Eurodeputados exigem que o Conselho da UE negoceie um orçamento de longo prazo 

 
 

Partilhar esta página: 

Os eurodeputados afirmaram que, se o começo das conversações com a Presidência do Conselho da UE sobre o orçamento de longo prazo continuar a ser adiado, a Comissão deve criar um plano B

Os eurodeputados querem mais financiamento para a juventude, a investigação e a empregabilidade ©123RF/European Union–EP  

Esta quinta-feira, 10 de outubro, os eurodeputados adotaram uma resolução para o orçamento de longo prazo para 2021-2027, pedindo ao Conselho da UE para concordar com a sua posição, para que se possa chegar a um acordo.

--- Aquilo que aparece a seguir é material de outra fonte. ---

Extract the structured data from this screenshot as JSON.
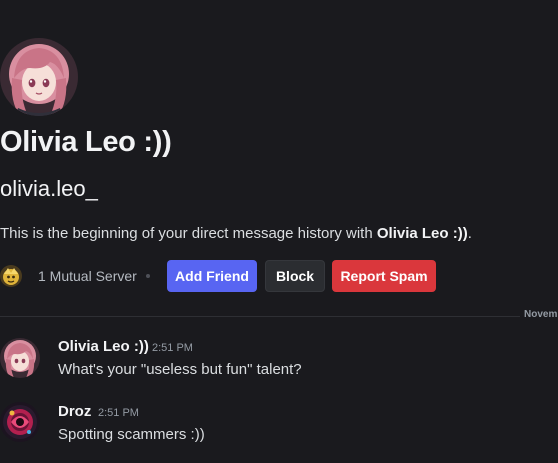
{
  "profile": {
    "display_name": "Olivia Leo :))",
    "username": "olivia.leo_",
    "intro_prefix": "This is the beginning of your direct message history with ",
    "intro_name": "Olivia Leo :))",
    "intro_suffix": ".",
    "avatar_icon": "anime-girl-avatar"
  },
  "mutual": {
    "server_icon": "server-icon",
    "label": "1 Mutual Server"
  },
  "actions": {
    "add_friend": "Add Friend",
    "block": "Block",
    "report_spam": "Report Spam"
  },
  "divider": {
    "date_label": "Novem"
  },
  "messages": [
    {
      "author": "Olivia Leo :))",
      "time": "2:51 PM",
      "text": "What's your \"useless but fun\" talent?",
      "avatar_icon": "anime-girl-avatar"
    },
    {
      "author": "Droz",
      "time": "2:51 PM",
      "text": "Spotting scammers :))",
      "avatar_icon": "droz-avatar"
    }
  ],
  "colors": {
    "background": "#1a1a1e",
    "blurple": "#5865f2",
    "danger": "#da373c",
    "secondary": "#2b2d31"
  }
}
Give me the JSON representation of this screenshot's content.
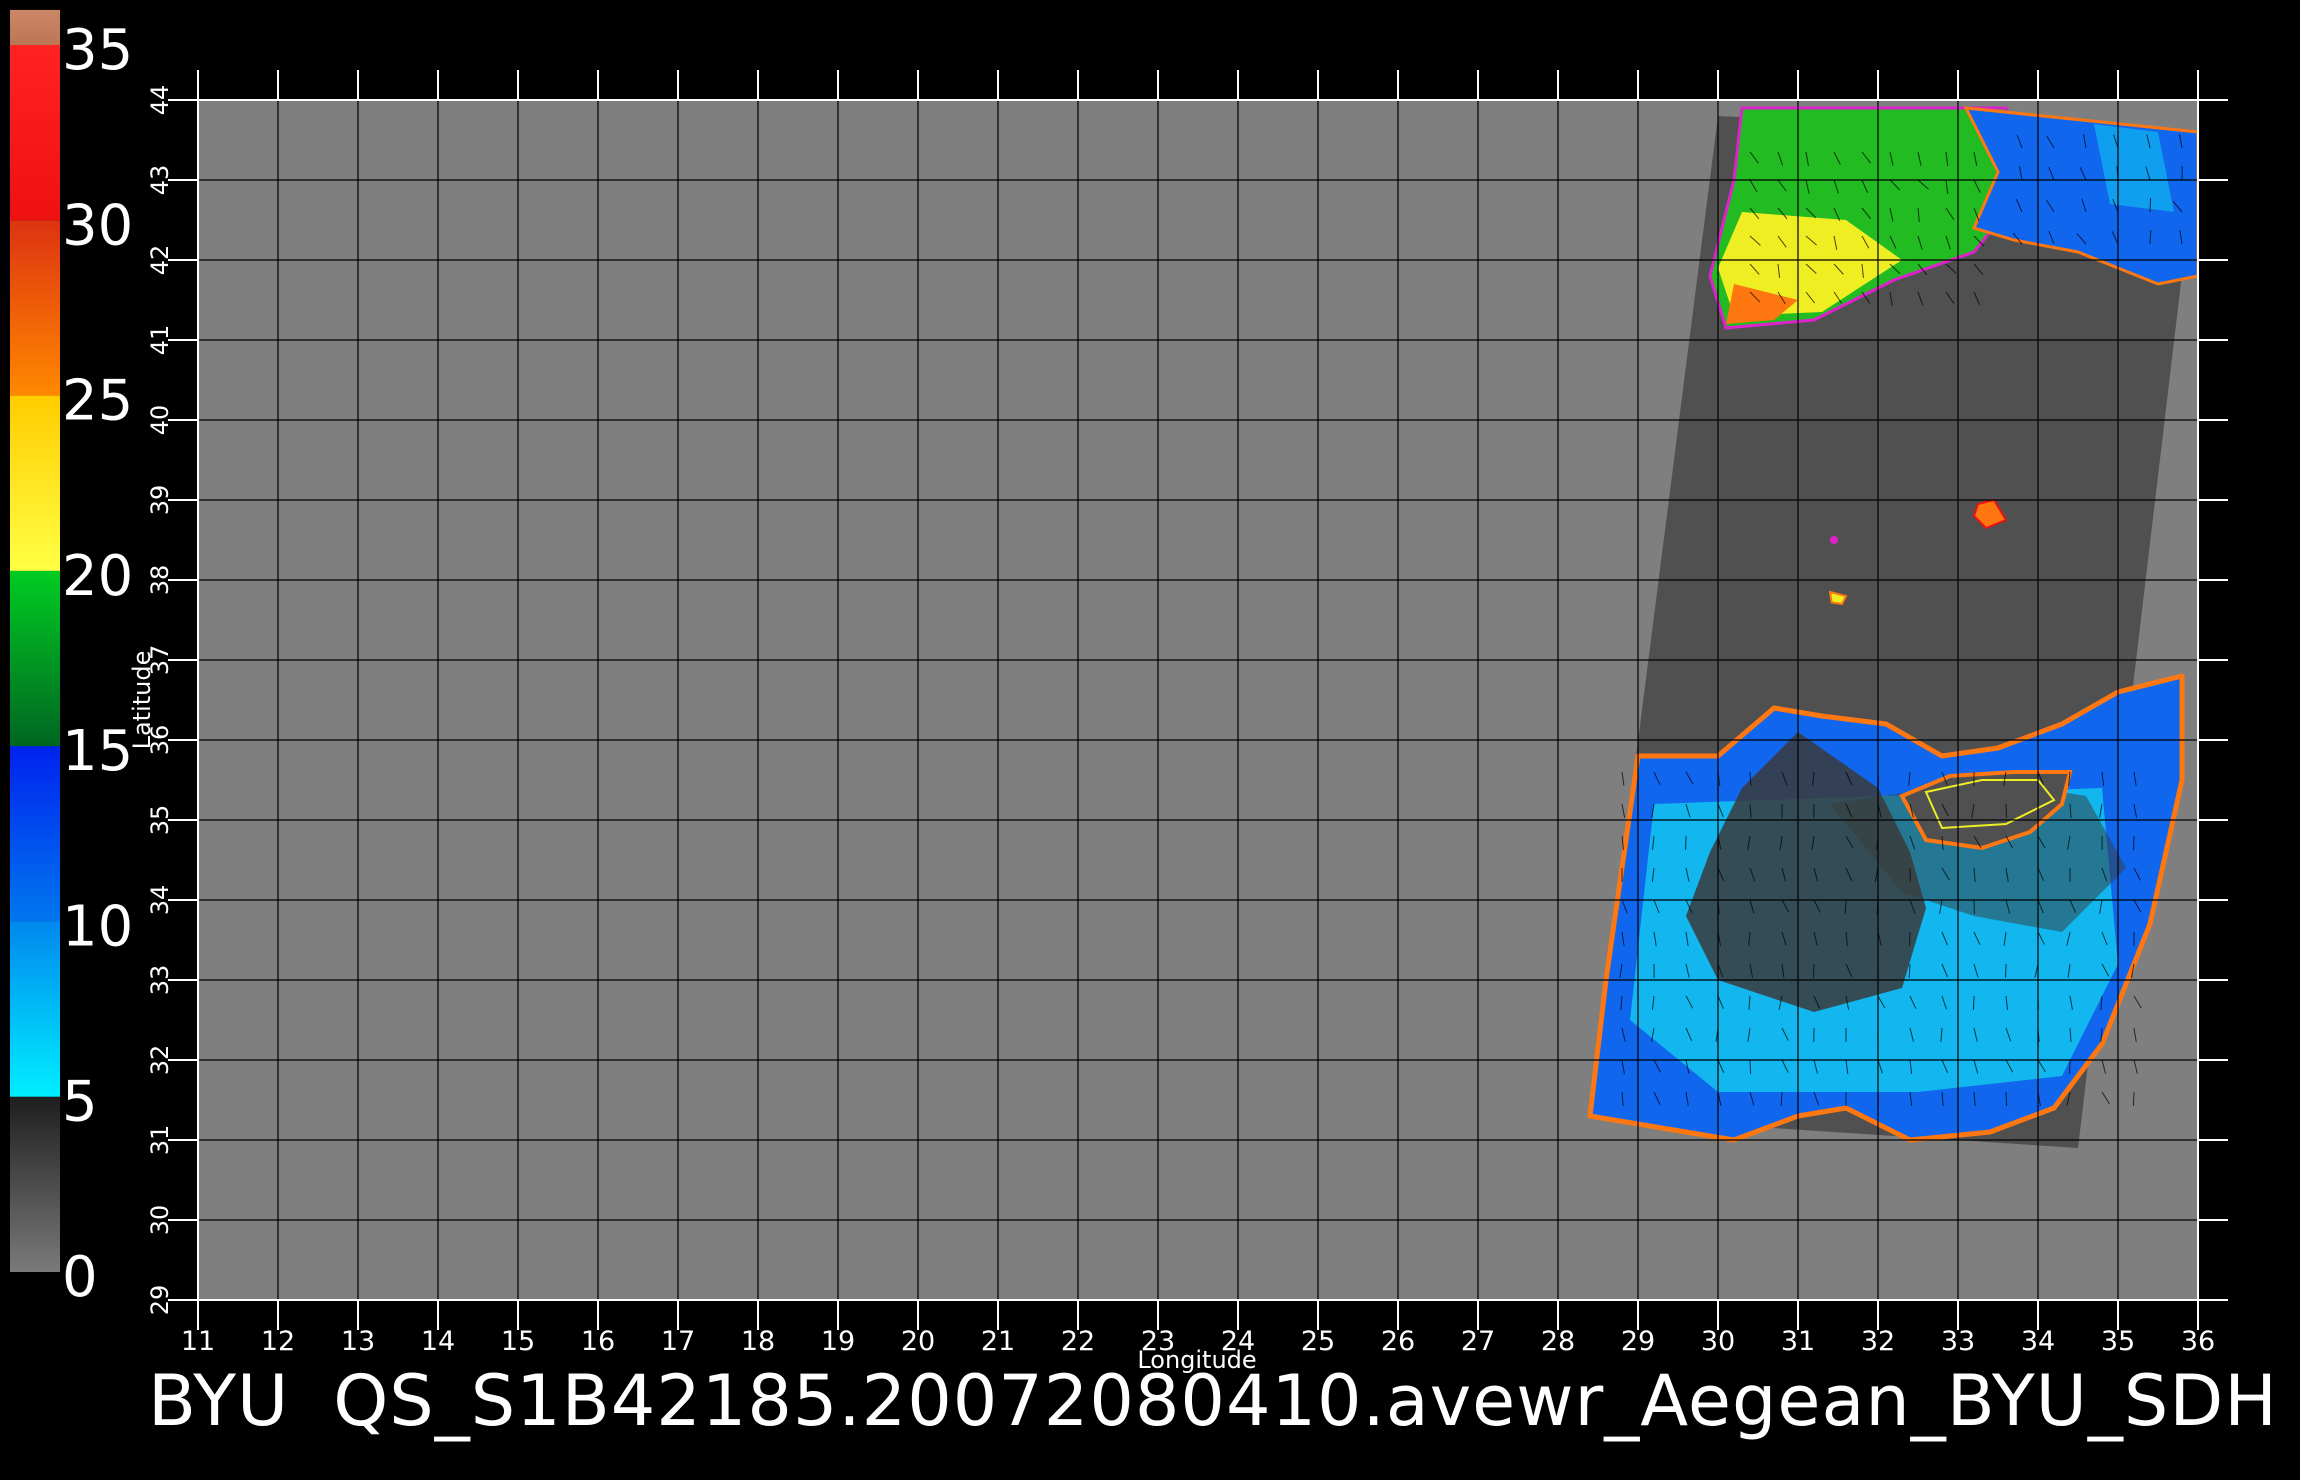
{
  "colorbar": {
    "min": 0,
    "max": 35,
    "ticks": [
      "35",
      "30",
      "25",
      "20",
      "15",
      "10",
      "5",
      "0"
    ],
    "bands": [
      {
        "from": 0,
        "to": 5,
        "color_bottom": "#7a7a7a",
        "color_top": "#1e1e1e"
      },
      {
        "from": 5,
        "to": 10,
        "color_bottom": "#00eeff",
        "color_top": "#0088ee"
      },
      {
        "from": 10,
        "to": 15,
        "color_bottom": "#0077ee",
        "color_top": "#0022ee"
      },
      {
        "from": 15,
        "to": 20,
        "color_bottom": "#006622",
        "color_top": "#00cc22"
      },
      {
        "from": 20,
        "to": 25,
        "color_bottom": "#ffff44",
        "color_top": "#ffcc00"
      },
      {
        "from": 25,
        "to": 30,
        "color_bottom": "#ff8800",
        "color_top": "#dd3311"
      },
      {
        "from": 30,
        "to": 35,
        "color_bottom": "#ee1111",
        "color_top": "#ff2222"
      },
      {
        "from": 35,
        "to": 36,
        "color_bottom": "#bb7755",
        "color_top": "#cc8866"
      }
    ]
  },
  "map": {
    "lon_range": [
      11,
      36
    ],
    "lat_range": [
      29,
      44
    ],
    "lon_ticks": [
      "11",
      "12",
      "13",
      "14",
      "15",
      "16",
      "17",
      "18",
      "19",
      "20",
      "21",
      "22",
      "23",
      "24",
      "25",
      "26",
      "27",
      "28",
      "29",
      "30",
      "31",
      "32",
      "33",
      "34",
      "35",
      "36"
    ],
    "lat_ticks": [
      "29",
      "30",
      "31",
      "32",
      "33",
      "34",
      "35",
      "36",
      "37",
      "38",
      "39",
      "40",
      "41",
      "42",
      "43",
      "44"
    ],
    "xlabel": "Longitude",
    "ylabel": "Latitude",
    "grid": true,
    "background_color": "#7f7f7f",
    "swath_color": "#505050",
    "swath_corners": [
      [
        30.0,
        43.8
      ],
      [
        36.0,
        43.5
      ],
      [
        34.5,
        30.9
      ],
      [
        28.4,
        31.3
      ]
    ],
    "colors": {
      "blue": "#1166ee",
      "cyan": "#11ccee",
      "deep_blue": "#0022dd",
      "green": "#22bb22",
      "yellow": "#eeee22",
      "orange": "#ff7711",
      "red": "#ee1111",
      "magenta": "#dd22cc",
      "dark_land": "#3a3a3a"
    }
  },
  "caption": {
    "source": "BYU",
    "product": "QS_S1B42185.20072080410.avewr_Aegean_BYU_SDH"
  }
}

O Parlamento Europeu tem estado preparado para a negociação desde novembro de 2018, quando tomou a sua posição, com números concretos para os programas e as propostas para reformar o sistema de recursos da UE.




Negociações difíceis

As negociações podem ser difíceis. Foram precisos 18 meses de negociações para chegar ao orçamento de longo prazo que vigora atualmente (2014-2020). Por esta razão, a resolução diz que a Comissão Europeia deve criar “um plano de contingência que funcione como rede de segurança, para proteger os beneficiários dos programas de financiamento da UE”, que permita a extensão do atual Quadro Financeiro Plurianual (QFP), caso não se chegue a um acordo a tempo.


“Não queremos ter um plano de contingência. Não queremos um plano B, mas um plano A”, disse Margarida Marques, eurodeputada portuguesa pela Aliança Progressista dos Socialistas e Democratas (S&D), durante um encontro da Comissão de Orçamentos, no dia 24 de setembro. “Mas, ao mesmo tempo, estamos também cientes de que temos uma certa situação em mãos e que, se não temos um plano A, teremos de criar um plano de contingência para que os cidadãos, as empresas e as organizações recebam os fundos de que necessitam”.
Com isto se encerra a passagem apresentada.